Amanda Banks, Tax-news.com, London

16 February 2001

The Irish Finance Bill was published yesterday, bearing no obvious signs of the unwelcome attentions of Brussels, but featuring a new savings scheme which has as one of its goals the neutralisation of some of the money sloshing around in the country's economy.

Announcing the scheme, Finance Minister Charlie McCreevy said that the highly attractive scheme would be open for one year from May 1st. Investors in the scheme will have to commit their money for five years, with a maximum of £3,000 per person, but will receive a 25% interest bonus, making the returns effectively tax free for most people. It's estimated that the scheme may cost the exchequer as much as £1bn in lost taxation.

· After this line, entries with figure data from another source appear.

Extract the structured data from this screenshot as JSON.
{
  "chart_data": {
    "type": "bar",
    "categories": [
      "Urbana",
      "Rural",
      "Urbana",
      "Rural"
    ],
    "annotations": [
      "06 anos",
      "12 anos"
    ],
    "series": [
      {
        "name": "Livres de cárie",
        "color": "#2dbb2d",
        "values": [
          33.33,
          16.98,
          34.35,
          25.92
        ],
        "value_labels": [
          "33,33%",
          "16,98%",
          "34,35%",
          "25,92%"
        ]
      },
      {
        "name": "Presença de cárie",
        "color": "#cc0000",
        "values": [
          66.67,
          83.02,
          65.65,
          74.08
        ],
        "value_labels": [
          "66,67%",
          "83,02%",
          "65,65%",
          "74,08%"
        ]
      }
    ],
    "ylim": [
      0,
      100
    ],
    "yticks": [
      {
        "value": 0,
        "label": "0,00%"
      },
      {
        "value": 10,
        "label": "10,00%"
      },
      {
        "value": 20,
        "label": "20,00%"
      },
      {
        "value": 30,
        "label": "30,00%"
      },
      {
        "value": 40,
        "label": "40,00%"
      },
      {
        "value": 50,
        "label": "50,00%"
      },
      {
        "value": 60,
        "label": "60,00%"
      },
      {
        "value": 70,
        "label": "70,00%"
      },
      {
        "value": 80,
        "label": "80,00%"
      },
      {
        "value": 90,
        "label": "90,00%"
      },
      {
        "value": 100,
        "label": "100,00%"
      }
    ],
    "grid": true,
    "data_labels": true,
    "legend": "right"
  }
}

Mr McCreevy also announced a new tax regime for share options which will mean that in approved schemes employees will not have to pay income tax when exercising their share options, but instead will pay capital gains tax at the lower rate of 20%. The Irish high-tech sector had been vociferous in asking for better treatment for the share options that are so vital in attracting and retaining scarce staff.

There are also new rules to simply and enhance tax relief provisions for donations to charities.

The Bill, whose primary purpose is to give effect to last December's budget, confirms the controversial £1.2 billion personal tax cuts which were targeted by the EU Commission.